上司や先輩などの目上の人から褒められたとき、
“とんでもございません!”
と謙遜して言ってしまうことがありますね。
相手からの言葉に対して、柔らかく否定するような意味合いで使う敬語です。
今回はその“とんでもございません”について
その意味合いや、言い換えた言葉にどんなものがあるのかなどを掘り下げていきます。
敬語は、若い世代では特に使い慣れないことも多いですよね。
そのため、間違って使ってしまって、気が付かないうちに意味合いが変わってしまう
また言い換えることができればしっくりくる言葉があるのに、その言葉をとっさに思い出せないなど
敬語というものは、慣れていないと意外と難しい言葉です。
“とんでもございません”は敬語として間違っている??
“とんでもございません”は“とんでもない”という言葉を丁寧にした形容詞です。
とんでもないという言葉は、「とんでも」と「ない」がくっついてできた言葉ではありません。
“とんでもない”という一つの形容詞なのです。
なので、とんでもないの後ろの部分である、“ない” だけを、“ございません”に変化させてしまうのは
日本語としては間違った使い方となってしまいます。
しかし現代では、2007年に発表された敬語の指針にて
「とんでもございません」という表現は敬語としては正しいと認められています。
本来、日本語としては間違った表現であるにも関わらず
敬語としては正しいと認められているとなると、混乱してしまうかもしれませんが
日本語は時代の変化とともにその使い方も変化しているということなのです。
どんな時に使いますか??
辞書には「とんでもない」の意味として、
1 思いもかけない。意外である。
2 もってのほかである。
3 まったくそうではない。滅相もない。相手の言葉を強く否定していう。
の3つが辞書に紹介されています。
みなさんは、実際にはどのような場面で「とんでもございません」という言葉を使っていますか?

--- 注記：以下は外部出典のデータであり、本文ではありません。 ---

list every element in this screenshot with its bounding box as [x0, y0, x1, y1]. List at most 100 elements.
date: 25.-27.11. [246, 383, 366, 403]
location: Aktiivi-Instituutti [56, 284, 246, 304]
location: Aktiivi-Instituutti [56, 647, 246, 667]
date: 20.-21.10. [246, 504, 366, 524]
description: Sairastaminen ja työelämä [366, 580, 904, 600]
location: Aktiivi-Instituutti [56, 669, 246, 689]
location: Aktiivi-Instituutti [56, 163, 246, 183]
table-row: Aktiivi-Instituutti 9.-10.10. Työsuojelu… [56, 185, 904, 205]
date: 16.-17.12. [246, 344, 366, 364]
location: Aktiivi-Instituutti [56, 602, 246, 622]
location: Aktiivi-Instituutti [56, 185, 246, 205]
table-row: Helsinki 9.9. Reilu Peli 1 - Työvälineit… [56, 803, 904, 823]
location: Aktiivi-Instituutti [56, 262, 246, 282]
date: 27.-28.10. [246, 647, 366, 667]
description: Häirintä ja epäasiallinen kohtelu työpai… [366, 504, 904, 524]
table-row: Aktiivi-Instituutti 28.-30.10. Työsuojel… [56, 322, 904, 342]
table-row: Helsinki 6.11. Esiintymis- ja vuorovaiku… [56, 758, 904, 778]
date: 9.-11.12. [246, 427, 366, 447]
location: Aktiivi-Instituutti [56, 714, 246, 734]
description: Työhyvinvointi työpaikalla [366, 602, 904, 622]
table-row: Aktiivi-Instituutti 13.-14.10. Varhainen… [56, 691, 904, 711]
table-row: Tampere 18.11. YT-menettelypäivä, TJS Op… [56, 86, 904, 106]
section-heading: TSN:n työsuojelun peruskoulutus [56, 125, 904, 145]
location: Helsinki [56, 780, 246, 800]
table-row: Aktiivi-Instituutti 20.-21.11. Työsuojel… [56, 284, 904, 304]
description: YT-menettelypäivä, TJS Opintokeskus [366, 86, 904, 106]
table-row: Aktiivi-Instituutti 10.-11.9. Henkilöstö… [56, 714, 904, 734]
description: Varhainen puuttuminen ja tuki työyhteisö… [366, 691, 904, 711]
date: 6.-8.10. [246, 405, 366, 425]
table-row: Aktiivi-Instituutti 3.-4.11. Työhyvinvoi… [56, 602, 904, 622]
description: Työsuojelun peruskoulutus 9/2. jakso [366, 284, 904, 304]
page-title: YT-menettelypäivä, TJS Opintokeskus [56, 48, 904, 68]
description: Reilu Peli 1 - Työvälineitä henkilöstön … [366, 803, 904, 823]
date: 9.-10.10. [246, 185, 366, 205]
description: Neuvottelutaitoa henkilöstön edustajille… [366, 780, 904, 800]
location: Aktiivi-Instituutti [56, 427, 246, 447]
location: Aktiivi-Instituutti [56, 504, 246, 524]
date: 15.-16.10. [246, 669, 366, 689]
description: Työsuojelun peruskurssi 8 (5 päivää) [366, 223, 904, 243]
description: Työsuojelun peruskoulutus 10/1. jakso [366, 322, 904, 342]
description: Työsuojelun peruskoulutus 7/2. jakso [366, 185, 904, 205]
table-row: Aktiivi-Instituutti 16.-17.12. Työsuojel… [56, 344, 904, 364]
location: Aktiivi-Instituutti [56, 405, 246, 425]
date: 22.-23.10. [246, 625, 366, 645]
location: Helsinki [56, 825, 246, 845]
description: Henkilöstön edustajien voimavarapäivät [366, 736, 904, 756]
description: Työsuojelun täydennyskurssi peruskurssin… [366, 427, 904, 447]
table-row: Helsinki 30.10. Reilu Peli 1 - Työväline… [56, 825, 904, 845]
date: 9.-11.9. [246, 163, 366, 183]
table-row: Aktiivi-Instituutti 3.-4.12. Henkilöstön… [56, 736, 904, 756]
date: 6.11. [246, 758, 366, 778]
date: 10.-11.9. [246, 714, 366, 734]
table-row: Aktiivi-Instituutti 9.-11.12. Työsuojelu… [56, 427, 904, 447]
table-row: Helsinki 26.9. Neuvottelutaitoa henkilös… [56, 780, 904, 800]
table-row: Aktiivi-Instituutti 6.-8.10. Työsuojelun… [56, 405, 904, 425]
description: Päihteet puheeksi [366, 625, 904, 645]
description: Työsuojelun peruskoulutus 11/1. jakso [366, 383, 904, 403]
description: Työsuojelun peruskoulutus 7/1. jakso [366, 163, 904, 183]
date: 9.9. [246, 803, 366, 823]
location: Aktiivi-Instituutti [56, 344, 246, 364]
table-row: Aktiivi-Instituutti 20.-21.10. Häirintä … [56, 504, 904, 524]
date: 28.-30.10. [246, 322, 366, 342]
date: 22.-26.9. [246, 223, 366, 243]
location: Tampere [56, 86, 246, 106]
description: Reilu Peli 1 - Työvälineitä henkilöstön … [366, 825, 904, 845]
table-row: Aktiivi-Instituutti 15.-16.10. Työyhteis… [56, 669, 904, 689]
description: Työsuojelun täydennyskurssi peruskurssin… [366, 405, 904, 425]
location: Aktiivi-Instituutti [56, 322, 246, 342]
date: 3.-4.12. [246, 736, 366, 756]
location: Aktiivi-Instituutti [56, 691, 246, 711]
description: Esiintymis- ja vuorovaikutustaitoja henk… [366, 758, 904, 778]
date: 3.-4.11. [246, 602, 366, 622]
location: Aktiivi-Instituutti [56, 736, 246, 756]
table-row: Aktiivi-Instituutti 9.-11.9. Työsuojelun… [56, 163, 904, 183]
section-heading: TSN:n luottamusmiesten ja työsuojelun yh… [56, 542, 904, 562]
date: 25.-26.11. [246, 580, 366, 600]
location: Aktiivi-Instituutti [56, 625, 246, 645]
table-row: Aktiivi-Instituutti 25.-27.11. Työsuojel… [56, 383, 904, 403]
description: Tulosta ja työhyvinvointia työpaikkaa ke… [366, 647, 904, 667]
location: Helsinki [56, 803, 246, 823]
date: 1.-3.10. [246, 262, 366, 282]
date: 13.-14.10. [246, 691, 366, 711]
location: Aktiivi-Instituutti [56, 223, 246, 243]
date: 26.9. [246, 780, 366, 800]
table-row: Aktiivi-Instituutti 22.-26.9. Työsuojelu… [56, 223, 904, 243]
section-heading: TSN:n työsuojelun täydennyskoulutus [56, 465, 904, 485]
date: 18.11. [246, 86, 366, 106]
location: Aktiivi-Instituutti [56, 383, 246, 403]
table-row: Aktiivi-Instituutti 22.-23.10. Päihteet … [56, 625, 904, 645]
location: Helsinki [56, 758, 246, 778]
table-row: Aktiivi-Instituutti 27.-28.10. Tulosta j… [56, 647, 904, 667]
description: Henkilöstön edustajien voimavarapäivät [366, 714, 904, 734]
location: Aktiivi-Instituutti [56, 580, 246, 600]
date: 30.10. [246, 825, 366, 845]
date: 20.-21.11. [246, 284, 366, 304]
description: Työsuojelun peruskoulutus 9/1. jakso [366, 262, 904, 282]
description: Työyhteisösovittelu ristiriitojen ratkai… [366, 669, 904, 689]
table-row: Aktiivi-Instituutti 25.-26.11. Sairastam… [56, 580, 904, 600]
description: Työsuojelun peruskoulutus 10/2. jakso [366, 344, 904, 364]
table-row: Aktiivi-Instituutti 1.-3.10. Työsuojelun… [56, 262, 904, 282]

冒頭でもあったように、謙遜して使うことが多いのではないでしょうか。
また、相手からこちらの都合に対して気遣いをしていただいたとき
「お忙しいところすみません」
「長話ししてしまってすみません」
などに対して親しい間柄でも「とんでもない!」と言って
そんなことないよ。気にしないでね。
という意味合いで気軽に使うこともありますね。
先ほどご紹介した「とんでもない」の意味合いから考えると
どちらのシーンでも使って問題ないのです。
より正しい使い方は?
ここまで、とんでもございませんという言葉について
近年では正しい敬語として認められているとご紹介してきましたが
日本語の長い歴史の中では、その事実はまだまだ日が浅く
世代によってはそのことがまったく浸透していないかもしれません。
なので、日本語としての本来の正しい使い方についてもご紹介していきます。
「とんでもございません」をそもそもの正しい日本語として敬語に言い換えるとどうなるでしょうか。
“とんでもない”で一つの形容詞なので、“とんでもない”はそのまま使うようにします。
そのあとに「です」「ことです」「ことでございます」と続けます。
・とんでもないです
・とんでもないことです
・とんでもないことでございます
このような使い方が、本来の敬語としての正しい使い方となります。
また、別の言葉に言い換えて同じような意味合いになる言葉には、
謙遜の場合「恐れ入ります」「滅相もありません」
お気遣いを頂いたことへの返事「お気遣いありがとうございます」
とすることもできます。
どちらの場合も、相手の言葉を否定する意味合いがある言葉ですので
最後に
「どんでもございません」について、その意味合いや正しい使い方などをご紹介してきました。
みなさんいかがでしたでしょうか。
正しい日本語と正しい敬語の違いもあったり
敬語にする場合には、とんでもないですや、とんでもないことです
とすることが本来の正しい日本語であることなど、
ややこしい違いばかりご説明してしまいましたが
混乱せずにご理解いただけたでしょうか。
「とんでもない」が一つの形容詞ということを覚えておいていただくと
敬語にしたい時にも、「とんでもない」を変化させるだけでOKということになります。
ただ、繰り返しになりますが、日本語も時代流れとともにその使い方の指針が変化しています。
今回の「とんでもございません」のように、昔は間違った表現だとされていた言葉でも
ニーズに合わせて正しい敬語であると認められることもある、ということをぜひ知っておくと良いですね。